Wendy and I moved to Big Stone Gap following the untimely death of Denise Cozad, who had presented Music from the Stone Circle, so WETS no longer had a ‘home-grown’ Celtic music show. So once the bookstore was up and running (or tilting or walking or crawling, those first years) I emailed Wayne, the station manager, and within a week I was back on air. That was eight years ago and throughout that time I have always had someone else handling the technical stuff – all I ever had to do was talk.

Remember last winter? The one that had us snowed in for two solid weeks, no one driving anywhere?

I began to explore recording my shows completely here at the bookstore instead the three hour round trip and the hassle of pre-recording CD tracks to another CD in preparation. I downloaded Audacity, but being a bit of a technophobe just couldn’t make head or tail of it, going back every few months to work through the instructions but always giving up. Renewed impetus came with the discovery of DropBox and motivation from my pal Fiona, who constructs Thistle and Shamrock on a kitchen table in Scotland. She told me she used Dropbox to upload a complete program to a filing cabinet in the sky!

I now salute the wonders of Google, carefully constructed search terms and Youtube, for their assistance in unlocking the mysteries of Dropbox. Last night I was able to make the break through and do everything that I need to do to finally (I hope) schedule my radio time completely to my choosing!
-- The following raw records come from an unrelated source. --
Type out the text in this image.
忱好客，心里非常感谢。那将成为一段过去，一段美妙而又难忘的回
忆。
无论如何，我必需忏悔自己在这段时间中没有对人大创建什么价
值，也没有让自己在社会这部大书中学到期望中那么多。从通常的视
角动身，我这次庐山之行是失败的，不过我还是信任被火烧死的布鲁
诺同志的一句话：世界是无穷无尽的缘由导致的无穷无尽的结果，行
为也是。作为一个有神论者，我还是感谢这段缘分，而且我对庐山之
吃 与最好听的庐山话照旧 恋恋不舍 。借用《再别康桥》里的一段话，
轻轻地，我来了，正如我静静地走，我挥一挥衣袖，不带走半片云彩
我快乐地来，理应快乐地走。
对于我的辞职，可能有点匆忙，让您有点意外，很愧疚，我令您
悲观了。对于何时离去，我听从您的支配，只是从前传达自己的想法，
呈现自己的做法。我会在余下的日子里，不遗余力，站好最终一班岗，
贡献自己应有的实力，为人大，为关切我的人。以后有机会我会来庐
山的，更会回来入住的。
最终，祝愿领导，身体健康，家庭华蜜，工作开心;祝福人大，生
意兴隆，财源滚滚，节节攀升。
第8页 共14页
Wendy says I came downstairs on Old Christmas night with my face beaming as if I’d seen the Epiphany!

Maybe not quite that, but I was happy, yes.

PS – Although delighted at my new self-sufficiency, I must give most grateful thanks to the glittering array of true professionals who have sat on the other side of the desk over the years keeping me teched up – Alan Brown, Wayne Bean, Denise Cozad, Nick Roosa, Bob Hoffman and Wayne Winkler.